Long-Range Understanding and Consistency in Story Generation

This is a continuation of our previous Year 4 collaboration, Coherent and Consistent Long Story Generation.

Participants

Berkeley Advisor: Dan Klein, klein@berkeley.edu

Industry Member: Yuandong Tian, yuandong@fb.com

BAIR Researchers: Kevin Yang, yangk@berkeley.edu

Motivation

While several previous works have aimed to automatically generate stories ranging in length from a few sentences to a couple of paragraphs, few have automatically generated stories of substantially longer length–for example, 2000 words or more. To our knowledge, our previous Year 4 works Re3 and DOC are the first to attempt this task. 

Generating stories of such length involves qualitatively different challenges compared to stories of shorter length. For example, maintaining long-range high-level plot coherence becomes a complex problem requiring strong planning and controlled text generation, and we have made substantial gains in this direction in our previous works. Other thorny problems remain, however, such as long-range consistency of details as well as improving the interestingness / creativity of the generated stories. 

Novelty and Innovation

 We initially attempted to improve long-range consistency by investigating long-context QA, but weren't able to achieve strong results, so we switched to trying to improve the interestingness of generated results.

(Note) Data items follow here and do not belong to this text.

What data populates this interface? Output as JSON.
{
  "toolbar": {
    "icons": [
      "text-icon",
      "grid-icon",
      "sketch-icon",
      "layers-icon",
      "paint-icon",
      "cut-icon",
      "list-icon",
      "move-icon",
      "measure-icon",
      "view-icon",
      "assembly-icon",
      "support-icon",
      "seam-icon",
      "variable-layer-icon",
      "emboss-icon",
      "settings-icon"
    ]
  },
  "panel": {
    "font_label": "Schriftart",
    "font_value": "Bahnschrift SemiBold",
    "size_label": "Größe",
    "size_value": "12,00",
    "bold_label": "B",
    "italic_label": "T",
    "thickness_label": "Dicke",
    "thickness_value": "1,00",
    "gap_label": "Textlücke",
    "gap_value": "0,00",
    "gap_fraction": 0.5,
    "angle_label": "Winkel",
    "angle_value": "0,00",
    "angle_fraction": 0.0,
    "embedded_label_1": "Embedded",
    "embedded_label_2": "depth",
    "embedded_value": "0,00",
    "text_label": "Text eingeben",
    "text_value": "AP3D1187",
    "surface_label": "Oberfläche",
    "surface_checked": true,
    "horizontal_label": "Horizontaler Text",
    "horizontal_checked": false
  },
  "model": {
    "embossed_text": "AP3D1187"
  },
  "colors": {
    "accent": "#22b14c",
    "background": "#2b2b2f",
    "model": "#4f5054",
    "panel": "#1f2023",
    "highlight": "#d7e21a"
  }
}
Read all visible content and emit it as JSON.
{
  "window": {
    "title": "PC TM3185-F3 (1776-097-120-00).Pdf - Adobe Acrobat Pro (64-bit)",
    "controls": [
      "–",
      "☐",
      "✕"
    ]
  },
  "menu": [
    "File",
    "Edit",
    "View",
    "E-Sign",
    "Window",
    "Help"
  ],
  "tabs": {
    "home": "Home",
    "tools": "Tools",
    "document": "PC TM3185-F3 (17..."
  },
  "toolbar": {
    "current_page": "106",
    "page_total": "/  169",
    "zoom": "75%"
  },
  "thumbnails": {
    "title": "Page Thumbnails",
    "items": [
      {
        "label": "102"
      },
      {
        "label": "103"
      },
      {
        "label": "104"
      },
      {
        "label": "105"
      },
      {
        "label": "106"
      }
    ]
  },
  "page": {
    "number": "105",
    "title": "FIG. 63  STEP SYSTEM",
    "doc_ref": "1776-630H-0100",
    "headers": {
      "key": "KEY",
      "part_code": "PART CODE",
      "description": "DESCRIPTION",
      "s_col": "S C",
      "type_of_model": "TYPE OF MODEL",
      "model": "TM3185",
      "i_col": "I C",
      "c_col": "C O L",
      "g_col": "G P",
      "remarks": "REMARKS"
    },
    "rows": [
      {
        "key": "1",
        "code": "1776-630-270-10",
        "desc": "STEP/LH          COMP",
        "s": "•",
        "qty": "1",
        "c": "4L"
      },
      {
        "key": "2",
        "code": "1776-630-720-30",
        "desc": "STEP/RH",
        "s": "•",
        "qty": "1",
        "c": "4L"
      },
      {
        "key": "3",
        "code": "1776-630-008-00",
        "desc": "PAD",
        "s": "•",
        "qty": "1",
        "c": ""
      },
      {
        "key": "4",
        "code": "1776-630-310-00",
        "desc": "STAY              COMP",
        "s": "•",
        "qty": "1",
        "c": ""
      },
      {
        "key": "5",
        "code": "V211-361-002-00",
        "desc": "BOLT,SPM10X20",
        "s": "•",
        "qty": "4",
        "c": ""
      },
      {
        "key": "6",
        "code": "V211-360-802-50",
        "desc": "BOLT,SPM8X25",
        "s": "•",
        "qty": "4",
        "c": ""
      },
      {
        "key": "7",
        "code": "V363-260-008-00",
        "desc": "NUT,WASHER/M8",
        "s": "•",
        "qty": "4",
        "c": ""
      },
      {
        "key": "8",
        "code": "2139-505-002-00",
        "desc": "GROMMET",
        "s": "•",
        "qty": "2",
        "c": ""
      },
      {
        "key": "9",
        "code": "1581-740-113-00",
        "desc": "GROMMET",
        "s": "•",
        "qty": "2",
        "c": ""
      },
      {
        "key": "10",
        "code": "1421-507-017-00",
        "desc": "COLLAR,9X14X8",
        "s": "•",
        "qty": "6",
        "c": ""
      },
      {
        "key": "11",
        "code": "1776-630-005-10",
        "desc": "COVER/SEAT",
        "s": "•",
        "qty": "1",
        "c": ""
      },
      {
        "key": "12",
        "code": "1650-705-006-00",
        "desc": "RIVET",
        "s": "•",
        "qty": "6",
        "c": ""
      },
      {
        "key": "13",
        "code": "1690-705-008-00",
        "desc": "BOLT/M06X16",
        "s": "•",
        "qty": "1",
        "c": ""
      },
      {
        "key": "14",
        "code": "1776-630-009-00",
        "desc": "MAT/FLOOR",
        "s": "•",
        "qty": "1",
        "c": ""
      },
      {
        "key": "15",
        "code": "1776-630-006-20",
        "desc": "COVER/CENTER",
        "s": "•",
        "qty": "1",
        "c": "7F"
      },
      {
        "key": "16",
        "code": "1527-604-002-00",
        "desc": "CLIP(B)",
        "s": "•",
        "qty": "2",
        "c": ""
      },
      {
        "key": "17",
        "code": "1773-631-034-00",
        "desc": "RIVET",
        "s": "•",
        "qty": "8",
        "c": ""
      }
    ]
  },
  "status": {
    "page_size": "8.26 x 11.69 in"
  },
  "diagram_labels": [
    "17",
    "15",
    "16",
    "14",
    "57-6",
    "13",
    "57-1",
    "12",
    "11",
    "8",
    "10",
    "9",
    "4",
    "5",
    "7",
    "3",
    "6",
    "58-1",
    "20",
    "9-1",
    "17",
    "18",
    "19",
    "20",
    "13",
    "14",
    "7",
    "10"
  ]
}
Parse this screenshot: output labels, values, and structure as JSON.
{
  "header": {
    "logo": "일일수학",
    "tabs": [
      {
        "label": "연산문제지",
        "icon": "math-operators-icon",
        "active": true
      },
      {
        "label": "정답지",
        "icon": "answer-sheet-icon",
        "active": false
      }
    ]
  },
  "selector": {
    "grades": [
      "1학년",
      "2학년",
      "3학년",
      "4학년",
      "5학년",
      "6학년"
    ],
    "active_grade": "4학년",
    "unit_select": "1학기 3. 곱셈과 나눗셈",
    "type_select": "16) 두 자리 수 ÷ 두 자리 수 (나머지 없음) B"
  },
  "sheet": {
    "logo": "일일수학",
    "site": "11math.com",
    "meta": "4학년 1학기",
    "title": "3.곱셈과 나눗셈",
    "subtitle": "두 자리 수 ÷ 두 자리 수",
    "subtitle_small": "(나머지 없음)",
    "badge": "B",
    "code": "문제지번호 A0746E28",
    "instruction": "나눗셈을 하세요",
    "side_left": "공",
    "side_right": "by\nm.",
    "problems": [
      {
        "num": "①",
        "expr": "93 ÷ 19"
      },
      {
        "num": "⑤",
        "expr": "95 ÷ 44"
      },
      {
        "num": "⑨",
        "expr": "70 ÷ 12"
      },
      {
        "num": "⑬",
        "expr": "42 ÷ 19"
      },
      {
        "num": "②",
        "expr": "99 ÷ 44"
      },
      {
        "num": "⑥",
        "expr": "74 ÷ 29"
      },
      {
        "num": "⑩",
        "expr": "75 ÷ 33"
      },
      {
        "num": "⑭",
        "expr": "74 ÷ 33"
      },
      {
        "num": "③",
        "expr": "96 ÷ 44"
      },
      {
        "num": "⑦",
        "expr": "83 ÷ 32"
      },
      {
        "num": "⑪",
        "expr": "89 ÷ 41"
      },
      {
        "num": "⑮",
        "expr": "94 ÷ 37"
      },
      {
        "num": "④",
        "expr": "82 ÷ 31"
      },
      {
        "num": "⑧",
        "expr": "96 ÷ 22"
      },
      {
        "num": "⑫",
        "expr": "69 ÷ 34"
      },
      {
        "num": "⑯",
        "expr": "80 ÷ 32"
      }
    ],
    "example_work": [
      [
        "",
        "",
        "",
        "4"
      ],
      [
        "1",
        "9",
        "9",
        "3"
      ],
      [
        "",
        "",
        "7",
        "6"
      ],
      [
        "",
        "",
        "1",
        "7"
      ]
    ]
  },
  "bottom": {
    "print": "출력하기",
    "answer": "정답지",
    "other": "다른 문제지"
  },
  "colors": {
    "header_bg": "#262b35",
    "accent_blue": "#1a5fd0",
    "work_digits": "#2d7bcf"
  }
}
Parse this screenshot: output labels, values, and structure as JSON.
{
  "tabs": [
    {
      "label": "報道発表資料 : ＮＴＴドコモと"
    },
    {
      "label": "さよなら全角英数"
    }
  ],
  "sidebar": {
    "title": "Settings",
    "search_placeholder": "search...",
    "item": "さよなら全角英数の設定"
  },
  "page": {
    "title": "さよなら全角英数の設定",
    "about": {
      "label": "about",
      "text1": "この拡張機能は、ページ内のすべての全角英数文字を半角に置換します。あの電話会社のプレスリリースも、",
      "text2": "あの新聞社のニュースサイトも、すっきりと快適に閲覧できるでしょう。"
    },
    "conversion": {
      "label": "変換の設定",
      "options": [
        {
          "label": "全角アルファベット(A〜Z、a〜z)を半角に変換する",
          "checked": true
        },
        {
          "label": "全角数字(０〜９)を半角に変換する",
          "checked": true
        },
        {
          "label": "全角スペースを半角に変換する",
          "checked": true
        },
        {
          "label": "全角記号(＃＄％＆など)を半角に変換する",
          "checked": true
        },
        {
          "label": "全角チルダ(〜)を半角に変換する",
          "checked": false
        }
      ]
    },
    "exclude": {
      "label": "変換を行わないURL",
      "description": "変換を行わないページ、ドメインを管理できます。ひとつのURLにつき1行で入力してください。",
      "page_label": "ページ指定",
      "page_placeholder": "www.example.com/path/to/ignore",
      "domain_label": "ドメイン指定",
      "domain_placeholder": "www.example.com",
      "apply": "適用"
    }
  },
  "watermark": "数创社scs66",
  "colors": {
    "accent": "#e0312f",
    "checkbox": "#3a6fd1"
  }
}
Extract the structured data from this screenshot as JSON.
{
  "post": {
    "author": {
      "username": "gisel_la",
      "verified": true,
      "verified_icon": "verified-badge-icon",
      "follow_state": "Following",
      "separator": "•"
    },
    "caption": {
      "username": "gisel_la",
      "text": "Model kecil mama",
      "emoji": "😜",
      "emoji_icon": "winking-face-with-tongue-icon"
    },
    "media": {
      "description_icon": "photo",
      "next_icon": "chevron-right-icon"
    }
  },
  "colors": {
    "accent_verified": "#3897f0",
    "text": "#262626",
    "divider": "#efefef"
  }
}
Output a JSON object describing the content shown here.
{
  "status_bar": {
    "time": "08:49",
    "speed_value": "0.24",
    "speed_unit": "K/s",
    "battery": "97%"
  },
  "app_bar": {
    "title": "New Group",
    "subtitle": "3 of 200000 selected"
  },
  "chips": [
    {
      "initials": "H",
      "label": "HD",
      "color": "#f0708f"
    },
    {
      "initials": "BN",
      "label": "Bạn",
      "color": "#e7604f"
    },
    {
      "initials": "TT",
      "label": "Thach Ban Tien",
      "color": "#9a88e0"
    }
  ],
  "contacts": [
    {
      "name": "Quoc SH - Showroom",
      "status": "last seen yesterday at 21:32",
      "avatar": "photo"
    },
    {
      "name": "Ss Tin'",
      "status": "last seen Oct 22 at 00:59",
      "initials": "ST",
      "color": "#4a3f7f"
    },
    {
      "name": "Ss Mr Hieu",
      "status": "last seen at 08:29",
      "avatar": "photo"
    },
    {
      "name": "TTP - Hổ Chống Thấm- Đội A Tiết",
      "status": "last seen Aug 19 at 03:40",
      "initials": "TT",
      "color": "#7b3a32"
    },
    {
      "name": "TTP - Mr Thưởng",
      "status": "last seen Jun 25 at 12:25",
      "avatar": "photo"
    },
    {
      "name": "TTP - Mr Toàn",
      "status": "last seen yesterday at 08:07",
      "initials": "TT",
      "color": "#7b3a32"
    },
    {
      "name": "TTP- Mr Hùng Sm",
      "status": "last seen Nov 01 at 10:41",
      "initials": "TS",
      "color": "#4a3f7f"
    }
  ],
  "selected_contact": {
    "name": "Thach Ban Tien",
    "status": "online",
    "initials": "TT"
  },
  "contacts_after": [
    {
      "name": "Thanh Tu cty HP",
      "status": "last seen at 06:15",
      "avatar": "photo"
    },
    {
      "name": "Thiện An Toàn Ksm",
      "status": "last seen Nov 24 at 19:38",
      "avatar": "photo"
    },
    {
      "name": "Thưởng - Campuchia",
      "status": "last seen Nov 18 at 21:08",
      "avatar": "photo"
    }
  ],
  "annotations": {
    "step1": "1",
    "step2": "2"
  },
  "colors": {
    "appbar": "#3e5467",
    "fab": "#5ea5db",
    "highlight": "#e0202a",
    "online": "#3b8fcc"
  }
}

We've since released an initial work in this direction, a general-purpose LM alignment method based on improving RLHF pipelines that use simulated data: "RLCD: Reinforcement Learning from Contrast Distillation for Language Model Alignment." RLCD trains a preference model using simulated preference pairs that contain both a high-quality and low-quality example, generated using contrasting positive and negative prompts. The preference model is then used to improve a base unaligned language model via reinforcement learning. Empirically, RLCD outperforms RLAIF (Bai et al., 2022) and context distillation (Huang et al., 2022) baselines across three diverse alignment tasks--harmlessness, helpfulness, and story outline generation--and on both 7B and 30B model scales for preference data simulation. We intend to submit RLCD to an upcoming conference.

Technical Objective

We intend to continue our exploration of improving both long-range consistency and interestingness / creativity of generated stories.